Deep Text Search is an AI-powered multilingual text search and recommendation engine with state-of-the-art transformer-based multilingual text embedding (50+ languages).

Overview

Deep Text Search - AI Based Text Search & Recommendation System

Brain+Machine

Deep Text Search is an AI-powered multilingual text search and recommendation engine with state-of-the-art transformer-based multilingual text embedding (50+ languages).

Generic badge Generic badge Generic badge Generic badge Generic badge Downloads

Brain+Machine Creators

Nilesh Verma

Features

  • Faster Search.
  • High Accurate Text Recommendation and Search Output Result.
  • Best for Implementing on python based web application or APIs.
  • Best implementation for College students and freshers for project creation.
  • Applications are Text-based News, Social media post, E-commerce Product recommendation and other text-based platforms that want to implement text recommendation and search.

Installation

This library is compatible with both windows and Linux system you can just use PIP command to install this library on your system:

pip install DeepTextSearch

How To Use?

We have provided the Demo folder under the GitHub repository, you can find the example in both .py and .ipynb file. Following are the ideal flow of the code:

1. Importing the Important Classes

There are three important classes you need to load LoadData - for data loading, TextEmbedder - for embedding the text to data, TextSearch - For searching the text.

# Importing the proper classes
from DeepTextSearch import LoadData,TextEmbedder,TextSearch

2. Loading the Texts Data

For loading the Texts data we need to use the LoadData object, from there we can import text data as python list object from the CSV/Text file.

# Load data from CSV file
data = LoadData().from_csv("../your_file_name.csv")
# Load data from Text file
data = LoadData().from_text("../your_file_name.txt")

3. Embedding and Saving The File in Local Folder

For Embedding we are using state of the art multilingual Sentence Transformer Embedding, We also store the information of the Embedding for further use on the local path [embedding-data/] folder.
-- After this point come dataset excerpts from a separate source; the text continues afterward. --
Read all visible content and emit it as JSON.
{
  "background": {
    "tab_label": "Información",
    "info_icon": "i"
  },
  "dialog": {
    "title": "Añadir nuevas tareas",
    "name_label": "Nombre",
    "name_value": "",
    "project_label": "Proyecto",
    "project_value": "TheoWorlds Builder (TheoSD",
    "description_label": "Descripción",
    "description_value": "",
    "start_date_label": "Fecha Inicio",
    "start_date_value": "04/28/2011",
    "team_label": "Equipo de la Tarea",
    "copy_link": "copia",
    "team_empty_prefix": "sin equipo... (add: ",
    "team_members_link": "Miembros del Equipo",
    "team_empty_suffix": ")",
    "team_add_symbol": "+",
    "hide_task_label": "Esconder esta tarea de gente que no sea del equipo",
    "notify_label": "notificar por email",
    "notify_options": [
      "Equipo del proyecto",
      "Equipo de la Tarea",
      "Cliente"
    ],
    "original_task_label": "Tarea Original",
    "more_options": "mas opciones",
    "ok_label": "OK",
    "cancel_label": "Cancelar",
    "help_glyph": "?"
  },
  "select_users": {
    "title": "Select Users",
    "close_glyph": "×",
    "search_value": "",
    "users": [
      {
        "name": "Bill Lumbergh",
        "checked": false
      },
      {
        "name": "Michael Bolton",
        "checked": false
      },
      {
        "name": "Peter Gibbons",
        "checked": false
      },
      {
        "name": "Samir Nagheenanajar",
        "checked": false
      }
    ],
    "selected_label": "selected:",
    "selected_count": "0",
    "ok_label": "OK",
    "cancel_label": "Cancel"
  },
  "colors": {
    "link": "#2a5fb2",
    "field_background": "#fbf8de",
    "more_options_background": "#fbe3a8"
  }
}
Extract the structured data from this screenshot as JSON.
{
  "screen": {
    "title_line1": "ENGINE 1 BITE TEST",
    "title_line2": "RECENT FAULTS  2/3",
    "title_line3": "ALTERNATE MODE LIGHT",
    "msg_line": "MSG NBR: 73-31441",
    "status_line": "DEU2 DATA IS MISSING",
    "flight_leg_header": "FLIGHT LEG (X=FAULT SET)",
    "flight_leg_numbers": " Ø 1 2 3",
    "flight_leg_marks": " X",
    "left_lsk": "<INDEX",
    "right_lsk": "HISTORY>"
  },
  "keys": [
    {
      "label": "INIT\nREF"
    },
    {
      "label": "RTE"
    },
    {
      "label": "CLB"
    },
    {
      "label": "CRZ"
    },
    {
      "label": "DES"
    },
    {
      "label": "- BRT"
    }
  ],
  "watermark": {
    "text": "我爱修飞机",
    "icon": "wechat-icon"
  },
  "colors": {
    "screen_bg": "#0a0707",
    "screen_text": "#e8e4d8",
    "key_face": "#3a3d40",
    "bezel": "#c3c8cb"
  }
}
You can also use the load embedding() method in a TextEmbedder() class to load saved embedding data.

# To use Serching, we must first embed data. After that, we must save all of the data on the local path.
TextEmbedder().embed(corpus_list=data)

# Loading Embedding data
corpus_embedding = TextEmbedder().load_embedding()

3. Searching

We compare Cosian Similarity for searching and recommending, and then the corpus is sorted according to the similarity score:

# You must include the query text and the quantity of comparable texts you want to search for.
TextSearch().find_similar(query_text="What are the key features of Node.js?",top_n=10)

Complete Code

# Importing the proper classes
from DeepTextSearch import LoadData,TextEmbedder,TextSearch
# Load data from CSV file
data = LoadData().from_csv("../your_file_name.csv")
# To use Serching, we must first embed data. After that, we must save all of the data on the local path
TextEmbedder().embed(corpus_list=data)
# You must include the query text and the quantity of comparable texts you want to search for
TextSearch().find_similar(query_text="What are the key features of Node.js?",top_n=10)

License

MIT License

Copyright (c) 2021 Nilesh Verma

Permission is hereby granted, free of charge, to any person obtaining a copy of this software and associated documentation files (the "Software"), to deal in the Software without restriction, including without limitation the rights to use, copy, modify, merge, publish, distribute, sublicense, and/or sell copies of the Software, and to permit persons to whom the Software is furnished to do so, subject to the following conditions:

The above copyright notice and this permission notice shall be included in all copies or substantial portions of the Software.

THE SOFTWARE IS PROVIDED "AS IS", WITHOUT WARRANTY OF ANY KIND, EXPRESS OR IMPLIED, INCLUDING BUT NOT LIMITED TO THE WARRANTIES OF MERCHANTABILITY, FITNESS FOR A PARTICULAR PURPOSE AND NONINFRINGEMENT. IN NO EVENT SHALL THE AUTHORS OR COPYRIGHT HOLDERS BE LIABLE FOR ANY CLAIM, DAMAGES OR OTHER LIABILITY, WHETHER IN AN ACTION OF CONTRACT, TORT OR OTHERWISE, ARISING FROM, OUT OF OR IN CONNECTION WITH THE SOFTWARE OR THE USE OR OTHER DEALINGS IN THE SOFTWARE.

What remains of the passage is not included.